Bushra al-Obeidi (not related to Thaer), a member of the Independent High Commission for Human Rights of Iraq, attributed the release of tens of thousands of detainees from Iraqi prisons without being convicted to “the security services’ dependency on informants, who were a reason behind these people being placed behind bars and who have not been proved guilty of the charges.”

She told Al-Monitor, “Some inmates have been subjected to beatings and abuse, which is contrary to national and international human rights laws. This is because those investigating the detainees do not know how to deal with the inmates. They should undergo an intensive course on human rights and training on how to deal in a humane way with the defendants.”

In regard to the moral and financial compensation that the detainees receive after their release, Obeidi said, “Two years ago, there was a bill to compensate innocent detainees after their release. Yet it is unknown why it was suspended. This may cause problems, because there is no system to compensate the victims.”

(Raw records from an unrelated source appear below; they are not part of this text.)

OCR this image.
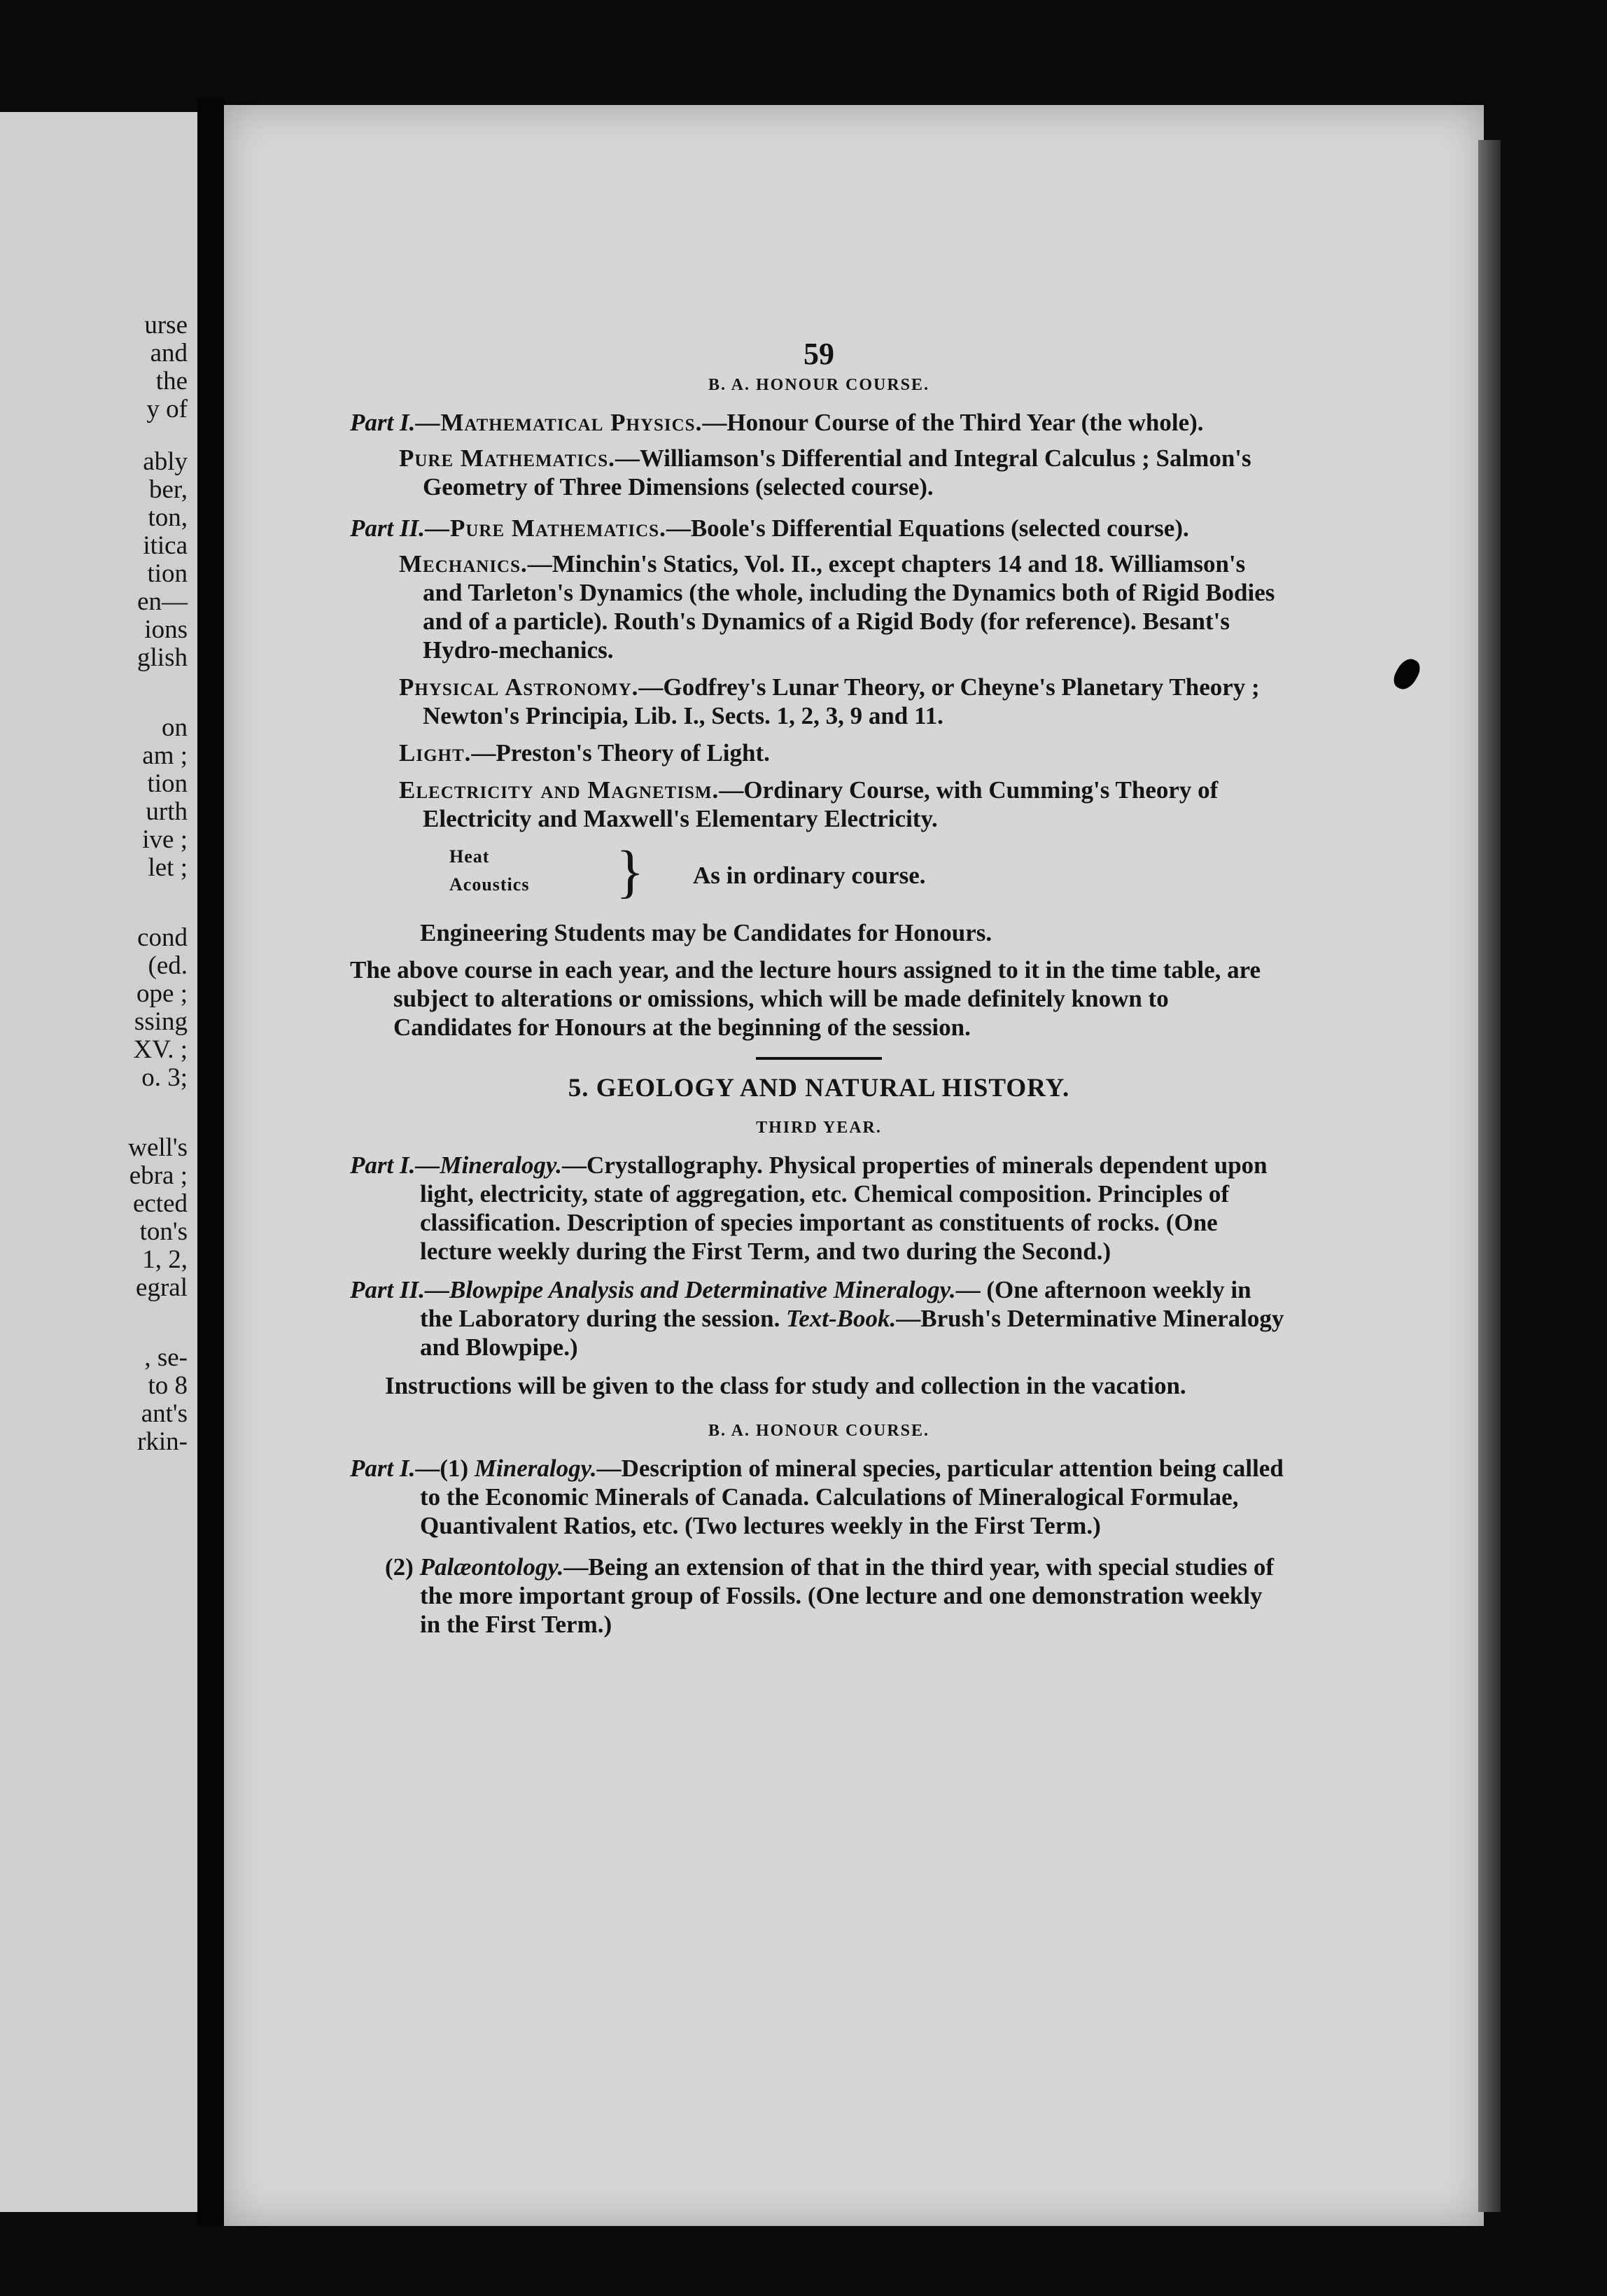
urse
and
the
y of
ably
ber,
ton,
itica
tion
en—
ions
glish
on
am ;
tion
urth
ive ;
let ;
cond
(ed.
ope ;
ssing
XV. ;
o. 3;
well's
ebra ;
ected
ton's
1, 2,
egral
, se-
to 8
ant's
rkin-

59

B. A. HONOUR COURSE.

Part I.—Mathematical Physics.—Honour Course of the Third Year (the whole).

Pure Mathematics.—Williamson's Differential and Integral Calculus ; Salmon's Geometry of Three Dimensions (selected course).

Part II.—Pure Mathematics.—Boole's Differential Equations (selected course).

Mechanics.—Minchin's Statics, Vol. II., except chapters 14 and 18. Williamson's and Tarleton's Dynamics (the whole, including the Dynamics both of Rigid Bodies and of a particle). Routh's Dynamics of a Rigid Body (for reference). Besant's Hydro-mechanics.

Physical Astronomy.—Godfrey's Lunar Theory, or Cheyne's Planetary Theory ; Newton's Principia, Lib. I., Sects. 1, 2, 3, 9 and 11.

Light.—Preston's Theory of Light.

Electricity and Magnetism.—Ordinary Course, with Cumming's Theory of Electricity and Maxwell's Elementary Electricity.

Heat
Acoustics } As in ordinary course.

Engineering Students may be Candidates for Honours.

The above course in each year, and the lecture hours assigned to it in the time table, are subject to alterations or omissions, which will be made definitely known to Candidates for Honours at the beginning of the session.

5. GEOLOGY AND NATURAL HISTORY.

THIRD YEAR.

Part I.—Mineralogy.—Crystallography. Physical properties of minerals dependent upon light, electricity, state of aggregation, etc. Chemical composition. Principles of classification. Description of species important as constituents of rocks. (One lecture weekly during the First Term, and two during the Second.)

Part II.—Blowpipe Analysis and Determinative Mineralogy.— (One afternoon weekly in the Laboratory during the session. Text-Book.—Brush's Determinative Mineralogy and Blowpipe.)

Instructions will be given to the class for study and collection in the vacation.

B. A. HONOUR COURSE.

Part I.—(1) Mineralogy.—Description of mineral species, particular attention being called to the Economic Minerals of Canada. Calculations of Mineralogical Formulae, Quantivalent Ratios, etc. (Two lectures weekly in the First Term.)

(2) Palæontology.—Being an extension of that in the third year, with special studies of the more important group of Fossils. (One lecture and one demonstration weekly in the First Term.)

Hajji Qandour al-Sheikh, a member of the Iraqi parliament's Human Rights Committee, told Al-Monitor that he “made a visit to the Muthanna Airport Prison, which is located in northern Baghdad, along with other members of the committee earlier this month.” He said that he had met “with the prisoners there and found out that most of them have not been tried yet, although it has been more than a year since they were arrested.”

He added, “The parliamentary Human Rights Committee has formed a committee to draft a report that will be submitted to the parliament, to examine the cases [where prisoners have been detained] for more than one year without being tried, and that the committee will meet with officials in the judiciary to speed up the trials.”

Sheikh said he agreed with “what Obeidi said on the informants’ work, which has thousands detained in Iraqi prisons without being guilty.”

International law expert Ali al-Tamimi told Al-Monitor, “All over the world, if an innocent person is arrested for more than a few minutes, he will be compensated morally and financially in case he was harmed. In Iraq, however, the arrest lasts for years before [the detainee] is released without being compensated, despite losing his job and his reputation, and being morally prejudiced.”

Tamimi said, “Iraq acted in accordance with the reinstatement law, which was abolished under Saddam Hussein's rule. There is also the bill on the right of the innocent that is made up of eight articles, which has not been approved yet. This is why Iraq has suffered from a legal vacuum, although the legal rule says that there is no punishment and there is a crime without a law.”

He added, "It is useless for an innocent detainee to file a lawsuit against the Iraqi authorities. Yet internationally one can inform human right organizations through which justice can be achieved."

Iraq is in need of genuine legislation that guarantees the rights of detainees who have not been proven guilty, while those investigating the detainees need to be educated about international human rights laws and covenants. Furthermore, human rights organizations should get involved and be allowed to visit detention centers in Iraq.